Separately, Mansour said, the Palestinians are continuing with their efforts to pass a Security Council resolution against Israeli settlement activity, even though they did not formally present it in April as expected.
There have been past Security Council resolutions against settlement activity, Mansour said, but the Palestinians seek a new one to test the council’s resolve to be a body that actively wants to help resolve the Israeli-Palestinian conflict, he said.
“Are you [the council] willing to act collectively as a very important body on an issue with which you have unanimity and to do something to remove this obstacle [settlements] from the path of peace?
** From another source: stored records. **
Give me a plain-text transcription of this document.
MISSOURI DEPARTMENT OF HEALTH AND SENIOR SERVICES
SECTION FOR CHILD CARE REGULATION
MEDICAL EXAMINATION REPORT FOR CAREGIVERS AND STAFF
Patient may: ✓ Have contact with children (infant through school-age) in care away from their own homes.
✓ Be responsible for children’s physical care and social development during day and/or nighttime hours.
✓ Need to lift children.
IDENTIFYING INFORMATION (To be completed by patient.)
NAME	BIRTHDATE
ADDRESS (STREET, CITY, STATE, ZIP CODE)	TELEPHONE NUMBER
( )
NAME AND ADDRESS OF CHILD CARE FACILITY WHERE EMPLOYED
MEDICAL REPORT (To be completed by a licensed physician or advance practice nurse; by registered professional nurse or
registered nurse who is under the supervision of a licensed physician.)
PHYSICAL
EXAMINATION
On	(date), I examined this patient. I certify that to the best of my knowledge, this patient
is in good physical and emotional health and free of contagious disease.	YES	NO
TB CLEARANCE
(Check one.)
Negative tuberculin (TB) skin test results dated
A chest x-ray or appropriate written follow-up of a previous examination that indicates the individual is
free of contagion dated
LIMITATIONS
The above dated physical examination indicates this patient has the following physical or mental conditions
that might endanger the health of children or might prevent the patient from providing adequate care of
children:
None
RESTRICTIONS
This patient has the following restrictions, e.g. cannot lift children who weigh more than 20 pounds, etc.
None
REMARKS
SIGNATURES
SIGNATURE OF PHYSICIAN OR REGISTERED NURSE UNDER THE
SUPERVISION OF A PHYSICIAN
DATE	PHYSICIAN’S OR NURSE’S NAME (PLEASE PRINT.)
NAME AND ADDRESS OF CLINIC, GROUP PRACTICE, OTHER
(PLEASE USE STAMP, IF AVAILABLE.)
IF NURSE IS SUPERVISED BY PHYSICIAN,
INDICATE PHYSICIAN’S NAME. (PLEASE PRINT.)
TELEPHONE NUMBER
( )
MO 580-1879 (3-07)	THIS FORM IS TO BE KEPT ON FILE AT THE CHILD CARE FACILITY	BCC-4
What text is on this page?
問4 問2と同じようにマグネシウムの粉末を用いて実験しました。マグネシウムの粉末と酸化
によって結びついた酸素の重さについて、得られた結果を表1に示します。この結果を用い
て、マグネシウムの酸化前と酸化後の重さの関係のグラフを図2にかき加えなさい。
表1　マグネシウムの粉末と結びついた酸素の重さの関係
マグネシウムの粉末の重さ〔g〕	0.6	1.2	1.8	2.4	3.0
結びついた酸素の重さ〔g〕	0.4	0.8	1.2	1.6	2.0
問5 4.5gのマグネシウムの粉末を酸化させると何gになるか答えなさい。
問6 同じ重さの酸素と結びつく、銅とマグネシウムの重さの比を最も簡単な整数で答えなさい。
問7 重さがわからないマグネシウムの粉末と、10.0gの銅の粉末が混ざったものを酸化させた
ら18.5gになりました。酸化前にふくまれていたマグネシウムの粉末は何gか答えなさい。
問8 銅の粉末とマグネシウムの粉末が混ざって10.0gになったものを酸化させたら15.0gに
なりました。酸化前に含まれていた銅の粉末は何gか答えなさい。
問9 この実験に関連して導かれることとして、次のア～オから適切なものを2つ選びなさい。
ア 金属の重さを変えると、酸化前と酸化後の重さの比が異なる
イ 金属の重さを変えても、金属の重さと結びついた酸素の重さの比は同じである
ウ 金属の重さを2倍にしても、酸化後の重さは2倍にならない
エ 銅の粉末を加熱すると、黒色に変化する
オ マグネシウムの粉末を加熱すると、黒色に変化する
If the security council can do that, than it is a signal from the international community that yes, they want to support the collective [peace] process,” Mansour said.
If it can’t take a common stand on this element, which has broad support, then how will they take a united stand on any other component of a peace process, Mansour asked.
The Security Council has an important role to play in any internationalized effort for the creation of a two-state solution, he said.
The Palestinian effort at the council, Mansour said, is part of drive to make sure that the international community does not ignore the plight of the Palestinians, given the other issues in the Middle East.
He believes such efforts were part of the reason the French have pushed for a ministerial meeting on the conflict, he said.
When it comes to the UN, “if you are not active, if you are not creating leverage, if you are not pressuring, you will not be considered,” Mansour said.
Since taking office in 2009, US President Barack Obama has opposed Security Council action on the Israeli-Palestinian conflict out of the belief that the best way to resolve the issue is through direct negotiations between the two parties.
The last US-backed Israeli-Palestinian negotiations failed in 2014 and no new initiative has been created since then.
The last seven months have been marked by a wave of Palestinian terrorist attacks against Israelis that has killed 34 people and wounded hundreds of others.
According to Reuters, Israel has killed 193 Palestinians in that same period. Out of that number, 130 were killed perpetrating attacks against Israelis. The remainder were killed during violent clashes with the IDF.